Despite the positive outlook on prices, market makers are still expecting LRFs to narrow further, as banks are still reluctant to re-enter aviation and supply is still high – single-digit A320neos are currently off-lease (mostly Interjet neo aircraft), with a further eight A321neos also off-lease.



737 MAX 8 prices gain momentum while MLRs hold firm


The market is seeing more positive signs around the Boeing 737 MAX 8. Despite its long grounding and electrical issues that reduced deliveries in Q2 2021, prices for the MAX are now recovering. The average price for an encumbered aircraft (lease attached - i.e., SLB or lessor to lessor transaction) now stands at $47.01 million, a 3.4% increase versus Q1 2021.

For unencumbered aircraft, market participants have seen average prices hovering around $43.5 million, despite many participants stating that pricing for unencumbered aircraft is currently “choppy”. While some aircraft were selling for around $43 million (to North American start-ups), aircraft for larger and more well-established airlines have sold for as low as $37 million - $38 million.

Boeing is rumoured to be selling white-tail MAXs at $40 million. Boeing Capital is rumoured to have placed three 737 MAX 8s into Flair at $43 million.
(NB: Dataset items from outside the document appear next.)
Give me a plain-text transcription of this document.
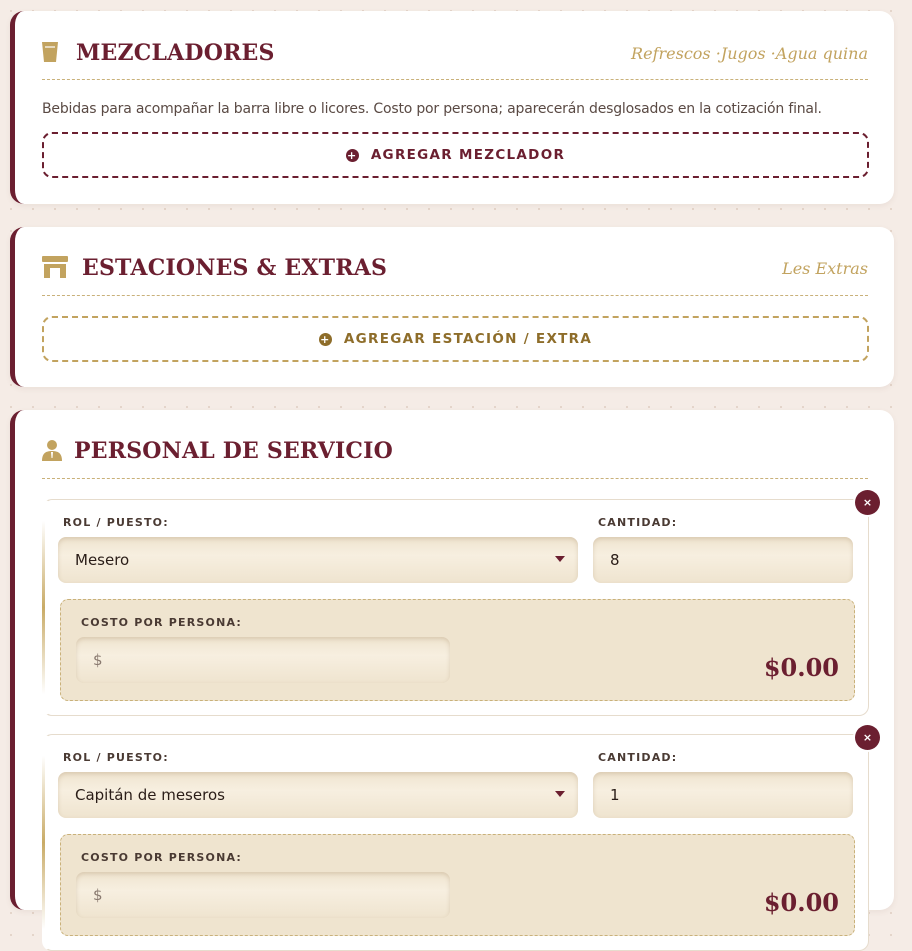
MEZCLADORES	Refrescos ·Jugos ·Agua quina
Bebidas para acompañar la barra libre o licores. Costo por persona; aparecerán desglosados en la cotización final.
+ AGREGAR MEZCLADOR
ESTACIONES & EXTRAS	Les Extras
+ AGREGAR ESTACIÓN / EXTRA
PERSONAL DE SERVICIO
×
ROL / PUESTO:	CANTIDAD:
Mesero	8
COSTO POR PERSONA:
$	$0.00
×
ROL / PUESTO:	CANTIDAD:
Capitán de meseros	1
COSTO POR PERSONA:
$	$0.00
MAX prices are expected to surge as the backlog is clearing, and the Civil Aviation Administration of China (CAAC) is also looking into flight tests, supporting further price hikes.

Currently, around 14 737 MAX 8s remain off lease or undelivered, many of them former Jet Airways (at least five) or Air Italy (at least three) aircraft.



Commentary and analysis


Several contributors told Ishka that SLB transactions are happening despite several transactions being deferred to 2022/2023.

Market contributors are expecting some price tightening over the coming quarters as the reopening continues, with start-ups looking to acquire new-tech aircraft (e.g., Play acquired a pair of former Interjet A321neos from AerCap).

By the end of Q2 2021, a total of 1254 A320neos had been delivered, with 10% of those aircraft still inactive. For the 737 MAX 8, 61% are still inactive, as the CAAC has still not ungrounded the 737 MAX.

Parallel to Boeing’s effort to clear its white-tail inventory, the market is also seeing more MAX aircraft on offer, as reported to the APB.

Contributors have also noticed a growing trend of more aggressive lease terms from lessors, where some are willing to pay for maintenance – effectively handing the airlines cash to keep the aircraft under maintenance programs.

Like in past editions, good credits are preferred, despite a few deals with start-ups and less-than-stellar credits, with several market participants stating that market makers are still undertaking price discovery.